As expected, the relationship between education and prestige appears to be more linear than that between income and prestige.
Next, we fit response variable ‘prestige’ with explanatory variables ‘education’ and ‘income’ separately and find out which variable is the stronger predictor.
\(prestige = b_{0} + b_{1}*education + e\)
##
## Call:
## lm(formula = prestige ~ education, data = Prestige)
##
## Residuals:
## Min 1Q Median 3Q Max
## -26.0397 -6.5228 0.6611 6.7430 18.1636
##
## Coefficients:
## Estimate Std. Error t value Pr(>|t|)
## (Intercept) -10.732 3.677 -2.919 0.00434 **
## education 5.361 0.332 16.148 < 2e-16 ***
## ---
## Signif. codes: 0 '***' 0.001 '**' 0.01 '*' 0.05 '.' 0.1 ' ' 1
##
## Residual standard error: 9.103 on 100 degrees of freedom
## Multiple R-squared: 0.7228, Adjusted R-squared: 0.72
## F-statistic: 260.8 on 1 and 100 DF, p-value: < 2.2e-16
95% confidence interval of the estimated coefficients
## 2.5 % 97.5 %
## (Intercept) -18.027220 -3.436744
## education 4.702223 6.019533
The education variable appears to be highly significant. The \(R^{2}\) suggests that the model explains 72% of the variability of the response variable ‘prestige’.
## Test stat Pr(>|t|)
## education 2.596 0.011
## Tukey test 2.596 0.009
We observe that there is no linear relationship between the fitted values of ‘prestige’ and the residuals. Also, the Q-Q plot suggests that the residual is normally distributed (approximately).
\(prestige = b_{0} + b_{1}*log(income) + e\)
##
## Call:
## lm(formula = prestige ~ log(income), data = Prestige)
##
## Residuals:
## Min 1Q Median 3Q Max
## -19.114 -9.342 -1.218 8.101 30.454
##
## Coefficients:
## Estimate Std. Error t value Pr(>|t|)
## (Intercept) -139.856 16.954 -8.249 6.6e-13 ***
## log(income) 21.556 1.953 11.037 < 2e-16 ***
## ---
## Signif. codes: 0 '***' 0.001 '**' 0.01 '*' 0.05 '.' 0.1 ' ' 1
##
## Residual standard error: 11.61 on 100 degrees of freedom
## Multiple R-squared: 0.5492, Adjusted R-squared: 0.5447
## F-statistic: 121.8 on 1 and 100 DF, p-value: < 2.2e-16
95% confidence interval of the estimated coefficients
## 2.5 % 97.5 %
## (Intercept) -173.49239 -106.21906
## log(income) 17.68139 25.43134
Comparing \(R^{2}\), we can conclude that education is a better predictor of prestige than income.
## Test stat Pr(>|t|)
## log(income) 2.694 0.008
## Tukey test 2.694 0.007
Do we get a better fit if we use both education and income in the model as predictors of prestige?

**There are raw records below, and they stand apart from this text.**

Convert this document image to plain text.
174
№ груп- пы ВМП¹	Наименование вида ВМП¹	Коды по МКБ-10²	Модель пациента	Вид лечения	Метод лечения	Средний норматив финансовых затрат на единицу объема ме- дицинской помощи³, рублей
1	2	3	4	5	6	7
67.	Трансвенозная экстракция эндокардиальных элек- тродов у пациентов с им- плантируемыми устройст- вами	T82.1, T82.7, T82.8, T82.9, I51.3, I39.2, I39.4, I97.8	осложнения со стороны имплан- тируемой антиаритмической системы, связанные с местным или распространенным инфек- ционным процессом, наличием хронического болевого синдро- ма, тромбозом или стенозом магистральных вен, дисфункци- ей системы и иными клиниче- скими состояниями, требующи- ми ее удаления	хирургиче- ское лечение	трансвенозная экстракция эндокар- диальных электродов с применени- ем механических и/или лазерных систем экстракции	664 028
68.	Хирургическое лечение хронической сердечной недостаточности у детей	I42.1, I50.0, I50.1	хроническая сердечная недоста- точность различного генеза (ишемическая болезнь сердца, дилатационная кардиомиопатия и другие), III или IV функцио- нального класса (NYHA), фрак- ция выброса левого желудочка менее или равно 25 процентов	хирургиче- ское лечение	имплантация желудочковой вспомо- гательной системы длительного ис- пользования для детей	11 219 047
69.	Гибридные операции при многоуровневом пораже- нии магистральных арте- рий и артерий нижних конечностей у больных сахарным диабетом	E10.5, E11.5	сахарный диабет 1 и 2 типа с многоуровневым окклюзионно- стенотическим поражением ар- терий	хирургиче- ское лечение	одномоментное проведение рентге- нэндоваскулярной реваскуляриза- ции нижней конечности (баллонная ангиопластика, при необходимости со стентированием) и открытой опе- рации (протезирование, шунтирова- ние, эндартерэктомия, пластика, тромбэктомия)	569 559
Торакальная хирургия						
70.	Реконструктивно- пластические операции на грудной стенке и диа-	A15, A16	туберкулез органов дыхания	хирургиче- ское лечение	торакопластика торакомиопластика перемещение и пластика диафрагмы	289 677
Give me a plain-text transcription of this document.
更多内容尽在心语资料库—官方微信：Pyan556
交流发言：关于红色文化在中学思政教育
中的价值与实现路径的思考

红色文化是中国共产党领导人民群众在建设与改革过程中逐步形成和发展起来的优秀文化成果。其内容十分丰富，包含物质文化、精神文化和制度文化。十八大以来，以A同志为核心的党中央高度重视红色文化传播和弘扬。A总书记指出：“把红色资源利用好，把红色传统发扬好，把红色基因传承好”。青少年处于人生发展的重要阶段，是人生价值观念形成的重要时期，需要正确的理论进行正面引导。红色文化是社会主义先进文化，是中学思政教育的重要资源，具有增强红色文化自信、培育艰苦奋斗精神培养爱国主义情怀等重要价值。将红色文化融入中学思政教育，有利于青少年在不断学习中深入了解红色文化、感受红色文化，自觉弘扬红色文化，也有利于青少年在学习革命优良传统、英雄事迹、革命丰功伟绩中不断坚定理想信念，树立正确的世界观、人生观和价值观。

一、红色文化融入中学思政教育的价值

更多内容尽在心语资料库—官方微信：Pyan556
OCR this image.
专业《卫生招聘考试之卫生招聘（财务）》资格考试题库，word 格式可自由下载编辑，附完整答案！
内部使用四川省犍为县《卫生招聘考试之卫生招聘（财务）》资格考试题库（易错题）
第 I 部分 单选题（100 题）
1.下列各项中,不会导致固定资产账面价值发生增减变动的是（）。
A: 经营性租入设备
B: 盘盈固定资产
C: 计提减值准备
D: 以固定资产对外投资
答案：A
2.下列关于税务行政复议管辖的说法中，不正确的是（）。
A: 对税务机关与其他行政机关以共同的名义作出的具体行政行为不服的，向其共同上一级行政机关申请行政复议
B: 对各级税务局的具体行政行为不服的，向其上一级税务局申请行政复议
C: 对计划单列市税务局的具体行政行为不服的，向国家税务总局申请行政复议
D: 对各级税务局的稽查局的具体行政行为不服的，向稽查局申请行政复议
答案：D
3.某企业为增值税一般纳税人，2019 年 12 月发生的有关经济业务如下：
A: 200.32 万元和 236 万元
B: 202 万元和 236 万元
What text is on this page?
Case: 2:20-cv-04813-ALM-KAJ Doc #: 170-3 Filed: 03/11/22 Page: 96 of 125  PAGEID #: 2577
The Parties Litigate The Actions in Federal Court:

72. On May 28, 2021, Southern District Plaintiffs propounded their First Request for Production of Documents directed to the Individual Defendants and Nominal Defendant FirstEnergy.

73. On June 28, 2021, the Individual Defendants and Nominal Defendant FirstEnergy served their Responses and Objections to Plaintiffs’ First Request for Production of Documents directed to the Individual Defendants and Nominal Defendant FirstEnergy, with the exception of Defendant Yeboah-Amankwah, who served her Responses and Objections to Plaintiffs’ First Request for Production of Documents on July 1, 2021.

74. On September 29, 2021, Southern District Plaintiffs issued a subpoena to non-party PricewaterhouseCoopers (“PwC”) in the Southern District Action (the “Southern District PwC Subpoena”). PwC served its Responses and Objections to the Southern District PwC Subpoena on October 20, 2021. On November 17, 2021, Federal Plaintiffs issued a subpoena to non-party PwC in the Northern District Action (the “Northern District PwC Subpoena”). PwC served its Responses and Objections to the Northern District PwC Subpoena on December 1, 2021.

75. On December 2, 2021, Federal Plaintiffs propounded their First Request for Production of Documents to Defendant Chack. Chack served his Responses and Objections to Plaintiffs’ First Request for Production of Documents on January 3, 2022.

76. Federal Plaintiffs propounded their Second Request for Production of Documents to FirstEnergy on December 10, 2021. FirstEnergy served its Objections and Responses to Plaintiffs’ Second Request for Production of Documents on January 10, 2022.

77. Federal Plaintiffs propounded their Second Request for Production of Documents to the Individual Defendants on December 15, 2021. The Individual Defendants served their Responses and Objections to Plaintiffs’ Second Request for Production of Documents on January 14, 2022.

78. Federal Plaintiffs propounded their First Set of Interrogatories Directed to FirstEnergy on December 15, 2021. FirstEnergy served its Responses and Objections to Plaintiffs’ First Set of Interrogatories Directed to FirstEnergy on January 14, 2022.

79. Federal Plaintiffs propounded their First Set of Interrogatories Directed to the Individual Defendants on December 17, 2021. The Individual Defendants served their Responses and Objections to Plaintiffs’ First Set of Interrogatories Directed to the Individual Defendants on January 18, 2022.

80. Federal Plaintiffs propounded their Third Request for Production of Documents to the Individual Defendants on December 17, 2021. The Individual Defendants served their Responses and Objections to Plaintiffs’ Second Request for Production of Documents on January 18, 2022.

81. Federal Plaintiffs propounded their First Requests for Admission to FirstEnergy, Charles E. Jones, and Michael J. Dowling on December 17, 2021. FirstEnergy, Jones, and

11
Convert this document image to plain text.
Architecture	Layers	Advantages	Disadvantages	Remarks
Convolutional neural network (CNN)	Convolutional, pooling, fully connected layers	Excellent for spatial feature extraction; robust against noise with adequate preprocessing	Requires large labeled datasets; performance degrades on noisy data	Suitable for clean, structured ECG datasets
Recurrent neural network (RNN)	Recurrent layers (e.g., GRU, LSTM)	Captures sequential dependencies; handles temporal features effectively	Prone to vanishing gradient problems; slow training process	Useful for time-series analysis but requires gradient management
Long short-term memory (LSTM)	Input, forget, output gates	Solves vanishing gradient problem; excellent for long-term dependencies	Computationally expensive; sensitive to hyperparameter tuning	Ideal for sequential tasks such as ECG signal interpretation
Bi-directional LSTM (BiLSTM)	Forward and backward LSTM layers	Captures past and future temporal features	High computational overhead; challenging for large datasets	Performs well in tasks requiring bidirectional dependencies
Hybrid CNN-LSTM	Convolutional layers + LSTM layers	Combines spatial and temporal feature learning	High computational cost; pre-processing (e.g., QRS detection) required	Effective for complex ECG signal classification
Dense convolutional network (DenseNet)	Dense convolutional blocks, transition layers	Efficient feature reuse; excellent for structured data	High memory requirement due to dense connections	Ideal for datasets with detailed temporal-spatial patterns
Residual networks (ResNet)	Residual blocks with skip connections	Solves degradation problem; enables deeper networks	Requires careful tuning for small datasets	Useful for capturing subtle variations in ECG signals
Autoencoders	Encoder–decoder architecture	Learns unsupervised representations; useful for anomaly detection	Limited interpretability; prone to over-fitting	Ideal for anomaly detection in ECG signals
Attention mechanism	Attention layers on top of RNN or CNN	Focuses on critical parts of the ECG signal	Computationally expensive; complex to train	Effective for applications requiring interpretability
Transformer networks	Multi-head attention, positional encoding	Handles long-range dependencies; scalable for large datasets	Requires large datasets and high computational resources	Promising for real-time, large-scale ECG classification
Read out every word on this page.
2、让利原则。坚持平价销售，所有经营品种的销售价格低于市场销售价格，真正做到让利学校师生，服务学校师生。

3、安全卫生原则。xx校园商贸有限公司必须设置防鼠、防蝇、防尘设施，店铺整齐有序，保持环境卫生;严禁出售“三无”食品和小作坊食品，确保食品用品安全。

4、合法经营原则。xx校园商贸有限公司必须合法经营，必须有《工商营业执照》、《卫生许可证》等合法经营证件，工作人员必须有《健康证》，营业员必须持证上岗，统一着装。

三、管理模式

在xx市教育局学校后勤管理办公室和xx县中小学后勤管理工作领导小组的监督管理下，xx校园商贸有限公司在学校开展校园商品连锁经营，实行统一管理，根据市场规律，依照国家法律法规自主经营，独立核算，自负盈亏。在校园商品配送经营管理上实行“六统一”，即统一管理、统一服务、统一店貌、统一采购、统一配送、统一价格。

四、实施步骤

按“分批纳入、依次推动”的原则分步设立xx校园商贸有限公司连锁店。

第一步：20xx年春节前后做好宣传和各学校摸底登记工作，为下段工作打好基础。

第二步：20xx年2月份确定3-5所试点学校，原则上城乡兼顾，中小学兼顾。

\(prestige = b_{0} + b_{1}*education + b_{2}*log(income) + e\)
##
## Call:
## lm(formula = prestige ~ education + log(income), data = Prestige)
##
## Residuals:
## Min 1Q Median 3Q Max
## -17.0346 -4.5657 -0.1857 4.0577 18.1270
##
## Coefficients:
## Estimate Std. Error t value Pr(>|t|)
## (Intercept) -95.1940 10.9979 -8.656 9.27e-14 ***
## education 4.0020 0.3115 12.846 < 2e-16 ***
## log(income) 11.4375 1.4371 7.959 2.94e-12 ***
## ---
## Signif. codes: 0 '***' 0.001 '**' 0.01 '*' 0.05 '.' 0.1 ' ' 1
##
## Residual standard error: 7.145 on 99 degrees of freedom
## Multiple R-squared: 0.831, Adjusted R-squared: 0.8275
## F-statistic: 243.3 on 2 and 99 DF, p-value: < 2.2e-16
## 2.5 % 97.5 %
## (Intercept) -117.016298 -73.371676
## education 3.383824 4.620081
## log(income) 8.585936 14.288979
## Test stat Pr(>|t|)
## education 1.615 0.109
## log(income) 0.221 0.825
## Tukey test 0.653 0.514
## Analysis of Variance Table
##
## Model 1: prestige ~ education
## Model 2: prestige ~ education + log(income)
## Res.Df RSS Df Sum of Sq F Pr(>F)
## 1 100 8287.0
## 2 99 5053.6 1 3233.4 63.341 2.942e-12 ***
## ---
## Signif. codes: 0 '***' 0.001 '**' 0.01 '*' 0.05 '.' 0.1 ' ' 1
In this multivariate model, we find that \(R^{2}\) is further improved. Also, the residual sum of squares is significantly lower than the education and income models. This suggests that combination of education and income is a better predictor of prestige than the bi-variate models.